Homeless Hostages

I have never felt such despair, and I have been working with abused cats for over twenty years. But in the last few weeks, I have run across a situation that tears open my heart. There is a new transiet in town. He rides a bicycle and that isn’t a big deal. What is the deal lies in what he has on this bike. Two cat carriers, one with five adult cats inside, and one with one big female (unspayed) inside.

I have attempted to help him. Offered him food for him and his cats which he promptly discarded. Asked him if I could please keep his cats for him until he get help, for which he advanced on me and might have hit me had not the police arrived. I see him around town and my heart breaks. I can’t imagine what those cats are going through being forced to live in such confined spaces, leaning off to one side or another when he parks his bike against a fence post. Huddled together for comfort during our many rain storms.

The authorities won’t help. They state they see no abuse. The cats have shelter, food and water, therefore there is no evidence of abuse. I wonder how they get past the 6 inches of excrement inside the one carrier, mixed with the meager portion of food he throws them. And this is not abuse?

The irony of this situation is if the man was established, had a home, property or articles of value, the health department and animal control would go in, do an inspection and sieze the cats. But because he is homeless, he falls under no one’s jurisdiction. Looks like the plan of action being prepared against him is one of quiet intimidation to make him leave town.

As I sit here and type this, the tears fall. I hear the wind howling outside. Earlier, while feeding the horses, the wind had a bite to it. Coming down from Alaska it nips through my warm clothing.

I wonder where he is now? Has he found adequate shelter from this inclement weather for his cats? After my recent encounters with him, I know I can no longer try to assist him. His world is fueled by madness, whether brought on naturally or chemically, who is to know?

I wrote an article today about my experience with him. I will be sending it off tomorrow and I hope, if it is accepted, that it will make a difference, in some heart, somewhere.

A good friend once told me, “You can’t save them all.” I sure couldn’t save this group. I hope to be able to save the next.

3 Responses to “Homeless Hostages”

  1. Lizzy Says:

    Hang in there. Keep up your courage and your will to help. Keep trying to save as many as you can. Nothing lasts forever, including deplorable situations. I do think that writing coherently and lucidly and getting the word out is one of the most productive things we can do for animals.

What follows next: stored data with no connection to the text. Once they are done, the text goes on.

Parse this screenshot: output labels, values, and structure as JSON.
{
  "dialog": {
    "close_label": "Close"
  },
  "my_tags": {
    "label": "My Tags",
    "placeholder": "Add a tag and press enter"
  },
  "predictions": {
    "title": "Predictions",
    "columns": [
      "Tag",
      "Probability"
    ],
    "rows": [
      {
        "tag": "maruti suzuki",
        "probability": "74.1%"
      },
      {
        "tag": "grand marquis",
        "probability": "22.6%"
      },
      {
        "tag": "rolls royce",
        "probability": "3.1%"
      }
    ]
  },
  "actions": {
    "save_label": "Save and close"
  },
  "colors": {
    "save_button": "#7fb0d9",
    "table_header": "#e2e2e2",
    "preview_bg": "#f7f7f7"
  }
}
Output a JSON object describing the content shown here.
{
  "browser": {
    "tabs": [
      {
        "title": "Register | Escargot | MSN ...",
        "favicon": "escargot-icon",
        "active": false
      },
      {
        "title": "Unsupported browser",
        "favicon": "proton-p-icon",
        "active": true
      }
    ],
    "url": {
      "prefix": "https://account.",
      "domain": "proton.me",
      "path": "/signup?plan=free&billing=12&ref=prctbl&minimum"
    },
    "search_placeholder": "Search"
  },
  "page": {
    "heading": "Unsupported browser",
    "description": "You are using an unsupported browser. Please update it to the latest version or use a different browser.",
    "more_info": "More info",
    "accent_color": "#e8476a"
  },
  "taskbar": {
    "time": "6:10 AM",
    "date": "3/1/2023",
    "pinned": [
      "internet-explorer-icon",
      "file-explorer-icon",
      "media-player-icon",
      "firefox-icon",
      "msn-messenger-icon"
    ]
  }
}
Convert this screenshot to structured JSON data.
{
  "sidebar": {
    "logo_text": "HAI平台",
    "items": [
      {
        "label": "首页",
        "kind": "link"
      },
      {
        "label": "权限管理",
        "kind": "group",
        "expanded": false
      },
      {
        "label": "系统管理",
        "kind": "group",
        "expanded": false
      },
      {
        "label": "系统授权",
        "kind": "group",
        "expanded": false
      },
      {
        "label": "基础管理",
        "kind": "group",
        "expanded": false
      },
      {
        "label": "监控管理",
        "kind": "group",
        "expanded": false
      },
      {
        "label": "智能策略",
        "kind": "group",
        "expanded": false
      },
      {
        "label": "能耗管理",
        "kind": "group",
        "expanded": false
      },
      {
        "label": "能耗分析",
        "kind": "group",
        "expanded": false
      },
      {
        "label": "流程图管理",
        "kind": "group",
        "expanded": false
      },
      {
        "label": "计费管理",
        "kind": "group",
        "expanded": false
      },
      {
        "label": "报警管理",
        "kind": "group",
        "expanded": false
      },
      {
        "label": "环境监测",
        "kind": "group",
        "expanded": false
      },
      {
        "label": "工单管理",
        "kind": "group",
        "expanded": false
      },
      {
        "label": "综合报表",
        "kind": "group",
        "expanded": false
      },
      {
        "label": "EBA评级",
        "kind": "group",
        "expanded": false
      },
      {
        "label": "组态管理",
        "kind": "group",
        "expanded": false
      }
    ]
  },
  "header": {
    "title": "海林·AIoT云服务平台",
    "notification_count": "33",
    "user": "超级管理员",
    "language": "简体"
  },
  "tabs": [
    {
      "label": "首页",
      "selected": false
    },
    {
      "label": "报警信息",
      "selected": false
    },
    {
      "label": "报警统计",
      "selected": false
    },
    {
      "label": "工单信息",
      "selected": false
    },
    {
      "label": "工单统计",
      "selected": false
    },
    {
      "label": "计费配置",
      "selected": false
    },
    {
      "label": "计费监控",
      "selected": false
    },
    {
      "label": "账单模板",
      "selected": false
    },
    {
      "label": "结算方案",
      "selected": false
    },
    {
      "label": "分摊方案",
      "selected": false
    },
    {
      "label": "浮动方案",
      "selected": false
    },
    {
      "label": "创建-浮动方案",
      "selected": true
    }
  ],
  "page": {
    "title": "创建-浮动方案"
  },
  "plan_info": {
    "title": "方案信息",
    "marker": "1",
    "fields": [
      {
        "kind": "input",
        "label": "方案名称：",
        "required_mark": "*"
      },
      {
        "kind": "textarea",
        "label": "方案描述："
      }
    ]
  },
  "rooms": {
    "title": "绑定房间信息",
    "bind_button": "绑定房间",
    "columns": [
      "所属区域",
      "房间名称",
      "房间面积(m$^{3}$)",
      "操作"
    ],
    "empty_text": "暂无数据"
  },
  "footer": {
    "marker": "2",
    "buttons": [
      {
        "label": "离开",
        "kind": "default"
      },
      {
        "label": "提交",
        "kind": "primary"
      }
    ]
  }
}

    Much respect and love to you. You’ve helped me a lot just by being here. Let me know if I can help somehow.

  2. Lizzy Says:

    Maybe you can go to your next City Council meeting and try to speak about the problem. It’s a thankless job, but if you speak respectfully and lucidly, maybe you can get someone to pay attention to this particular problem and/or raise awareness. In doing this kind of work, I’ve run into so much heartbreak that I have just had to learn to kind of detach myself from the outcome. I tell myself the best thing I can do is to be steadfast in my advocacy and to deal with each situation on its own terms. Sometimes that means reaching out to others, sometimes that means looking on the internet for solutions I haven’t thought of. It always means having to “out fox” the problem (like, I thought it was very clever of you to give the cats chicken broth in winter, for extra fat, and it’s helped me with my own cats and now I feel just a little more confident that they can fend off the cold). Anyway, what I’m trying to say is that you do as much as you can and keep pushing forward. I am rooting for you.

  3. Administrator Says:

    Thank you for your concern. After speaking with a few people and realizing that I am not dealing with a rational human being. In fact, after yesterday’s encounter, I feel he is downright dangerous. I have backed off this crusade. I will try another route in a bit after the furor dies down. You have to pick your fights, and you have to do so wisely. I am still heartsick, but I wrote out my feelings in what can only be described as a “dark” article. There is no easy resolution to this and it almost looks like I am dealing with someone who has seen the worst side of humanity in the vietnam war. :( If I continue to persue him, he may end up harming his cats just to keep me away. I don’t want to look like the crazy cat lady here. So with tears in my heart, I back away from this battle.